If she can see that, who else can?

I shoot a look at my family.

Cooper’s saying something that has Dad laughing, and Mom’s shaking her head like she’d bop him with a wooden spoon for giving her a heart attack, which means he probably almost wiped out riding his snowmobile down off the mountain.

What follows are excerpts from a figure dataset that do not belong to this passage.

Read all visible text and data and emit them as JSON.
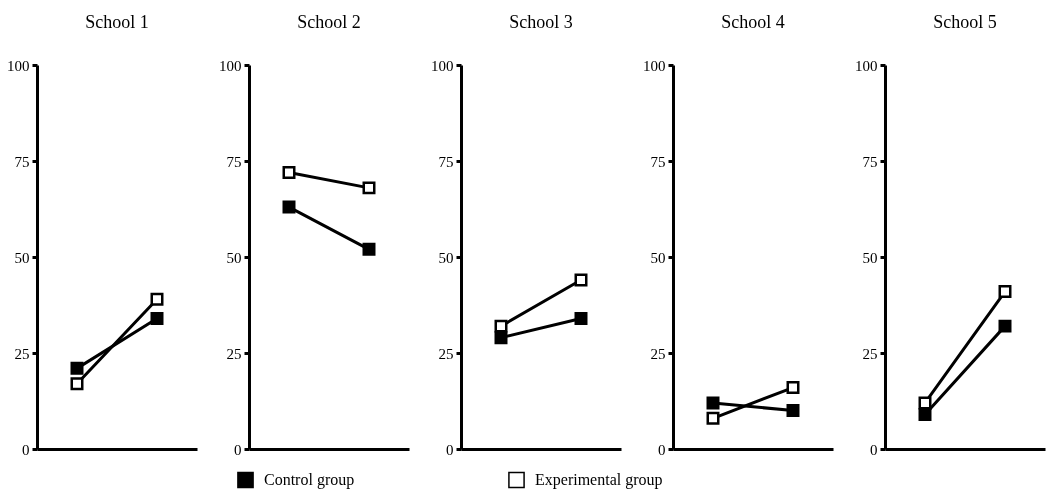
{
  "chart_data": [
    {
      "type": "line",
      "title": "School 1",
      "categories": [
        null,
        null
      ],
      "series": [
        {
          "name": "Control group",
          "color": "#000000",
          "values": [
            21,
            34
          ]
        },
        {
          "name": "Experimental group",
          "color": "#000000",
          "values": [
            17,
            39
          ]
        }
      ],
      "ylim": [
        0,
        100
      ],
      "yticks": [
        0,
        25,
        50,
        75,
        100
      ],
      "tick_labels": "y",
      "marker": "square",
      "legend": "bottom"
    },
    {
      "type": "line",
      "title": "School 2",
      "categories": [
        null,
        null
      ],
      "series": [
        {
          "name": "Control group",
          "color": "#000000",
          "values": [
            63,
            52
          ]
        },
        {
          "name": "Experimental group",
          "color": "#000000",
          "values": [
            72,
            68
          ]
        }
      ],
      "ylim": [
        0,
        100
      ],
      "yticks": [
        0,
        25,
        50,
        75,
        100
      ],
      "tick_labels": "y",
      "marker": "square",
      "legend": "bottom"
    },
    {
      "type": "line",
      "title": "School 3",
      "categories": [
        null,
        null
      ],
      "series": [
        {
          "name": "Control group",
          "color": "#000000",
          "values": [
            29,
            34
          ]
        },
        {
          "name": "Experimental group",
          "color": "#000000",
          "values": [
            32,
            44
          ]
        }
      ],
      "ylim": [
        0,
        100
      ],
      "yticks": [
        0,
        25,
        50,
        75,
        100
      ],
      "tick_labels": "y",
      "marker": "square",
      "legend": "bottom"
    },
    {
      "type": "line",
      "title": "School 4",
      "categories": [
        null,
        null
      ],
      "series": [
        {
          "name": "Control group",
          "color": "#000000",
          "values": [
            12,
            10
          ]
        },
        {
          "name": "Experimental group",
          "color": "#000000",
          "values": [
            8,
            16
          ]
        }
      ],
      "ylim": [
        0,
        100
      ],
      "yticks": [
        0,
        25,
        50,
        75,
        100
      ],
      "tick_labels": "y",
      "marker": "square",
      "legend": "bottom"
    },
    {
      "type": "line",
      "title": "School 5",
      "categories": [
        null,
        null
      ],
      "series": [
        {
          "name": "Control group",
          "color": "#000000",
          "values": [
            9,
            32
          ]
        },
        {
          "name": "Experimental group",
          "color": "#000000",
          "values": [
            12,
            41
          ]
        }
      ],
      "ylim": [
        0,
        100
      ],
      "yticks": [
        0,
        25,
        50,
        75,
        100
      ],
      "tick_labels": "y",
      "marker": "square",
      "legend": "bottom"
    }
  ]
}
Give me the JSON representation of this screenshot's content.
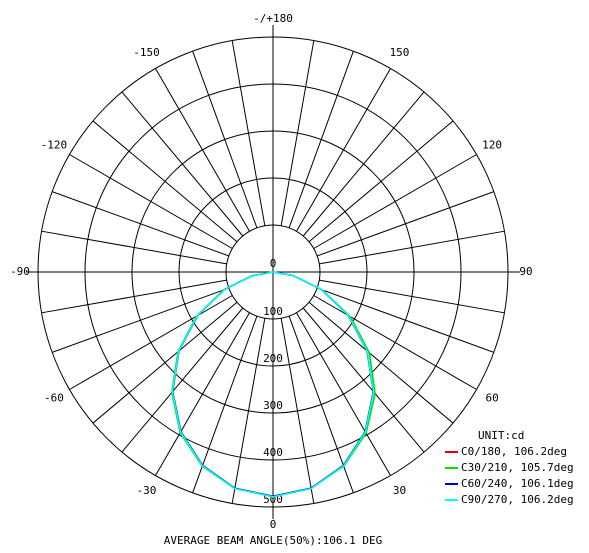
{
  "chart_data": {
    "type": "polar",
    "angles": [
      -90,
      -80,
      -70,
      -60,
      -50,
      -40,
      -30,
      -20,
      -10,
      0,
      10,
      20,
      30,
      40,
      50,
      60,
      70,
      80,
      90
    ],
    "rlim": [
      0,
      500
    ],
    "rticks": [
      0,
      100,
      200,
      300,
      400,
      500
    ],
    "angle_ticks": [
      {
        "value": 180,
        "label": "-/+180"
      },
      150,
      120,
      90,
      60,
      30,
      0,
      -30,
      -60,
      -90,
      -120,
      -150
    ],
    "spoke_step": 10,
    "legend_title": "UNIT:cd",
    "legend": "lower right",
    "caption": "AVERAGE BEAM ANGLE(50%):106.1 DEG",
    "series": [
      {
        "name": "C0/180, 106.2deg",
        "color": "#dd0000",
        "values": [
          0,
          44,
          111,
          186,
          262,
          333,
          393,
          439,
          468,
          478,
          468,
          439,
          393,
          333,
          262,
          186,
          111,
          44,
          0
        ]
      },
      {
        "name": "C30/210, 105.7deg",
        "color": "#00dd00",
        "values": [
          0,
          45,
          112,
          188,
          264,
          335,
          395,
          440,
          468,
          477,
          467,
          440,
          396,
          338,
          268,
          190,
          112,
          44,
          0
        ]
      },
      {
        "name": "C60/240, 106.1deg",
        "color": "#0000cc",
        "values": [
          0,
          44,
          110,
          185,
          261,
          332,
          392,
          438,
          467,
          477,
          467,
          438,
          392,
          332,
          261,
          185,
          110,
          43,
          0
        ]
      },
      {
        "name": "C90/270, 106.2deg",
        "color": "#00ffff",
        "values": [
          0,
          43,
          110,
          186,
          262,
          333,
          393,
          439,
          468,
          478,
          468,
          439,
          393,
          333,
          262,
          186,
          111,
          44,
          0
        ]
      }
    ]
  }
}
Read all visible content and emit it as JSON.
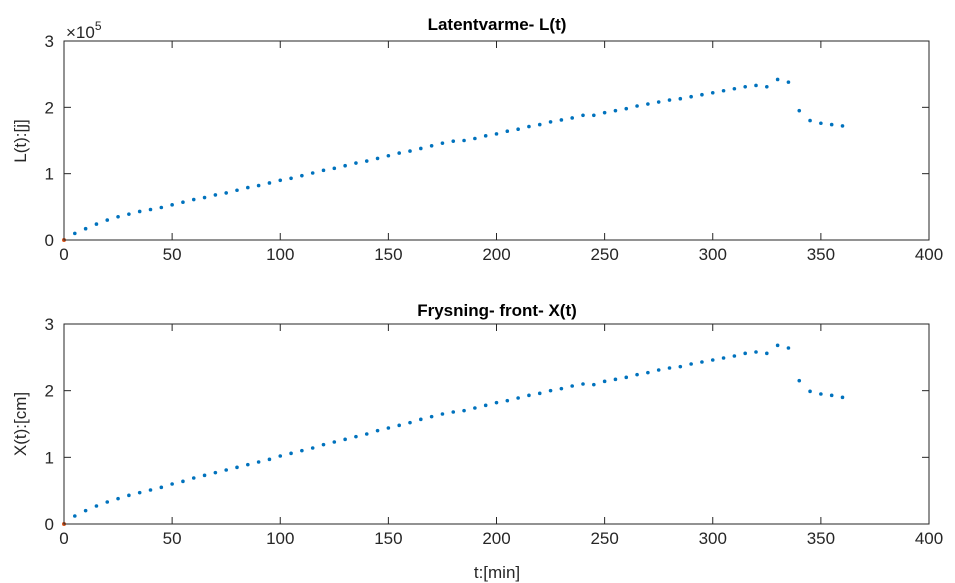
{
  "colors": {
    "series": "#0072BD",
    "origin": "#D95319",
    "axis": "#262626"
  },
  "chart_data": [
    {
      "type": "scatter",
      "title": "Latentvarme- L(t)",
      "xlabel": "",
      "ylabel": "L(t):[j]",
      "xlim": [
        0,
        400
      ],
      "ylim": [
        0,
        3
      ],
      "xticks": [
        "0",
        "50",
        "100",
        "150",
        "200",
        "250",
        "300",
        "350",
        "400"
      ],
      "yticks": [
        "0",
        "1",
        "2",
        "3"
      ],
      "y_exponent_label": "×10",
      "y_exponent_power": "5",
      "grid": false,
      "series": [
        {
          "x": [
            0,
            5,
            10,
            15,
            20,
            25,
            30,
            35,
            40,
            45,
            50,
            55,
            60,
            65,
            70,
            75,
            80,
            85,
            90,
            95,
            100,
            105,
            110,
            115,
            120,
            125,
            130,
            135,
            140,
            145,
            150,
            155,
            160,
            165,
            170,
            175,
            180,
            185,
            190,
            195,
            200,
            205,
            210,
            215,
            220,
            225,
            230,
            235,
            240,
            245,
            250,
            255,
            260,
            265,
            270,
            275,
            280,
            285,
            290,
            295,
            300,
            305,
            310,
            315,
            320,
            325,
            330,
            335,
            340,
            345,
            350,
            355,
            360
          ],
          "y": [
            0.0,
            0.1,
            0.17,
            0.24,
            0.3,
            0.35,
            0.39,
            0.43,
            0.46,
            0.49,
            0.53,
            0.57,
            0.61,
            0.64,
            0.68,
            0.71,
            0.75,
            0.79,
            0.82,
            0.86,
            0.9,
            0.93,
            0.97,
            1.01,
            1.05,
            1.08,
            1.12,
            1.16,
            1.19,
            1.23,
            1.27,
            1.31,
            1.34,
            1.38,
            1.42,
            1.46,
            1.49,
            1.5,
            1.53,
            1.57,
            1.6,
            1.64,
            1.67,
            1.71,
            1.74,
            1.78,
            1.81,
            1.84,
            1.88,
            1.88,
            1.92,
            1.95,
            1.98,
            2.02,
            2.05,
            2.08,
            2.11,
            2.13,
            2.16,
            2.19,
            2.22,
            2.25,
            2.28,
            2.31,
            2.33,
            2.31,
            2.42,
            2.38,
            1.95,
            1.8,
            1.76,
            1.74,
            1.72
          ]
        }
      ]
    },
    {
      "type": "scatter",
      "title": "Frysning- front- X(t)",
      "xlabel": "t:[min]",
      "ylabel": "X(t):[cm]",
      "xlim": [
        0,
        400
      ],
      "ylim": [
        0,
        3
      ],
      "xticks": [
        "0",
        "50",
        "100",
        "150",
        "200",
        "250",
        "300",
        "350",
        "400"
      ],
      "yticks": [
        "0",
        "1",
        "2",
        "3"
      ],
      "grid": false,
      "series": [
        {
          "x": [
            0,
            5,
            10,
            15,
            20,
            25,
            30,
            35,
            40,
            45,
            50,
            55,
            60,
            65,
            70,
            75,
            80,
            85,
            90,
            95,
            100,
            105,
            110,
            115,
            120,
            125,
            130,
            135,
            140,
            145,
            150,
            155,
            160,
            165,
            170,
            175,
            180,
            185,
            190,
            195,
            200,
            205,
            210,
            215,
            220,
            225,
            230,
            235,
            240,
            245,
            250,
            255,
            260,
            265,
            270,
            275,
            280,
            285,
            290,
            295,
            300,
            305,
            310,
            315,
            320,
            325,
            330,
            335,
            340,
            345,
            350,
            355,
            360
          ],
          "y": [
            0.0,
            0.12,
            0.2,
            0.27,
            0.33,
            0.38,
            0.43,
            0.47,
            0.51,
            0.55,
            0.6,
            0.64,
            0.69,
            0.73,
            0.77,
            0.81,
            0.85,
            0.89,
            0.93,
            0.97,
            1.02,
            1.06,
            1.1,
            1.14,
            1.19,
            1.23,
            1.27,
            1.31,
            1.35,
            1.4,
            1.44,
            1.48,
            1.52,
            1.57,
            1.61,
            1.65,
            1.68,
            1.7,
            1.74,
            1.78,
            1.82,
            1.85,
            1.89,
            1.93,
            1.96,
            2.0,
            2.03,
            2.07,
            2.1,
            2.09,
            2.14,
            2.17,
            2.2,
            2.24,
            2.27,
            2.31,
            2.34,
            2.36,
            2.4,
            2.43,
            2.46,
            2.49,
            2.52,
            2.56,
            2.58,
            2.56,
            2.68,
            2.64,
            2.15,
            1.99,
            1.95,
            1.93,
            1.9
          ]
        }
      ]
    }
  ]
}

“I’d let them all down, Sloane,” I whisper.

Somehow, my parents have managed that magic trick of morphing from parental overlords to friends. Crusty Nut isn’t just the restaurant where I slave away my days, it’s part of my family too. Grady’s awesome and just down the street, and him marrying Annika brought another layer of fabulous to town. Cooper’s still one of my best friends, and it’s not only the prank wars that make me happy to see him when he comes home for the winter.

And then there’s everyone else. Old-timers and newcomers alike.

We’re family.

We’re safe.

We’re happy.

And I work my ass off to make sure we stay that way. If I treated Yiannis like competition instead of like a neighbor, one, I never would’ve had the joy of being able to have his dolma any day of the week, and two, the magic of Shipwreck would break under the tension the rivalry would bring in.

Rivalry with Sarcasm? Yes. Rivalry within Shipwreck itself? No.